Facebook integrated AI into everything on their platform: populating feed content, tagging people in photos, its Messenger product, and much more. There’s probably not a single feature on Facebook that doesn’t have some sort of AI, says Hao, who has reported extensively on the company.

On paper, the goal of Facebook’s AI systems is simple: increase the amount of engagement from users, so they spend more time on the platform and connect with more people, which in turn makes Facebook’s ad business more profitable.

In practice, however, these AI systems caused many users to see (and spread) misinformation, discriminatory messages, and inflamatory content—all because these types of content were engaging.

In 2018, Facebook started a responsible AI team to fix the problem. The team determined the company’s technology was amplifying misinformation and polarizing users.

Yet, Facebook didn’t empower the team to do anything about the issue, because reducing engagement with content meant the platform wouldn’t be as popular or profitable.

As a result, the issue wasn’t fixed. And Facebook faced even more problems down the line after a whistleblower shed light on severe issues related to how the company’s algorithms work.

What Should Business Leaders Do?

So, what should you do about it?

Hao offers a few quick tips to get started making sure your AI is responsible and avoid major issues for your company.
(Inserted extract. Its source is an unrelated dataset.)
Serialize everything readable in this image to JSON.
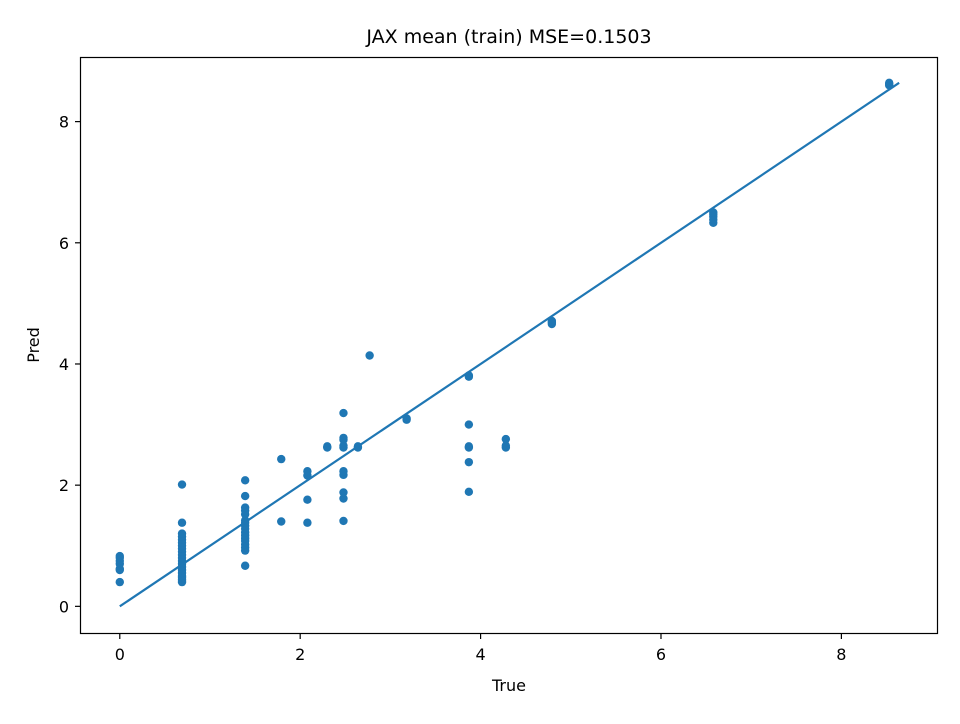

  1. Get started with AI now if you haven’t already. If you start now, you have a huge advantage: You can see how AI has clearly gone wrong in the last few years, which can help you avoid similar mistakes.
  2. Reward employees for asking tough questions. Praise or promote employees that ask hard questions related to your proposed or current use of AI.
  3. Prioritize people over profit. You shouldn’t be afraid to modify problematic projects, or terminate them entirely, even if it costs money in the short-term. AI must benefit humans if you want it to benefit your company, preserve the trust of your stakeholders, and avoid PR scandals.